Sunday, February 01, 2009

Those Funny Uniforms

This is going to be an epic or a saga or something. Organisations in the Methodist Church. But I am taking it seriously - because this is a system that by and large works, however much those with more post modern tendencies are uncomfortable with it.

In the church a child starts by being baptised. He/she then joins the Sunday School. Parents are expected to send their kids to Sunday School, much as they are expected to send them to day school. Whether they like it or not, doesn't come into it. At about 16 they may join the Wesley Guild. These young (and not so young) people wear blue blazers and blue skirts or grey long pants, white shirts and blue ties. Blazers and ties have the Wesley Guild logo. (They also wear WG tracksuits, golf shirts, whatever other stuff the particular group has). As they get older the men may join the Young Mens Guild (Amadodana). They wear red waistcoats with - I think grey pants and a dark jacket, shirt and tie. The women join the Young Women's Manyano and when married the Women's Manyano. Black skirts, white jackets and red collar for the young women and red jackets with a white collar for the married women. Berets. The Local Preachers wear black and white - black jackets and skirt/long pants and a black tie. I'm not sure if the women are required to wear hats. If so, black. The new requirement is that preachers wear a manel - a long tailed coat like John Wesley wore.The church choir also wear black and white, but not so formally and wear gowns to sing. So church services are very colourful occasions as most of the congregation are wearing one uniform or another. It is quite common for someone to belong to more than one organisation.

4 comments:

Steve Hayes said...

And the uniforms are taken very seriously, and often cause huge arguments.

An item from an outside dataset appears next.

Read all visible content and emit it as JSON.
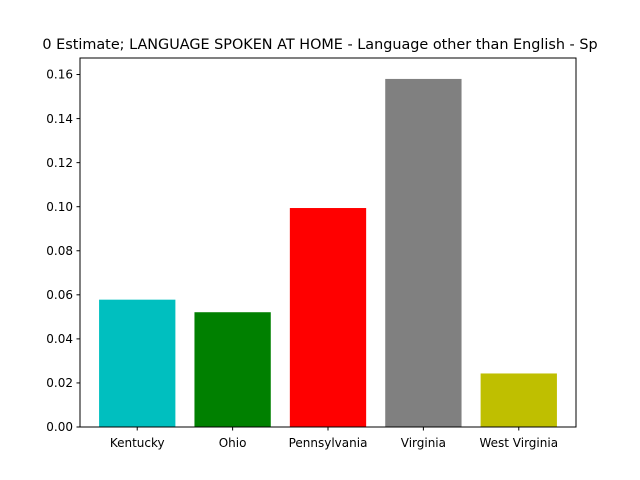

We have recently incorporated two different factions of the African Orthodox Church, each of which has a different uniform. Now we perhaps need a gathering to discuss a fresh start with a new uniform.

Jenny Hillebrand said...

I know very little about uniformed church organisations outside of the Methodist Church. I wonder if they function in similar ways. And if so, where they all originated?

Rock in the Grass (Pete Grassow) said...

The Missionaries did it: "cover their nakedness by dressing them in decent clothes" - and so they dressed them in a British Army uniform: red and black. And the preachers dress like Vistorian gentlemen. The strangest of all is that it is now understood as "traditional" and "our black culture".

Steve Hayes said...

There are books about uniformed women's church organizations. One was "Black women in search of God" by Mia Brandel-Syrier. I believe there are a couple of more recent ones.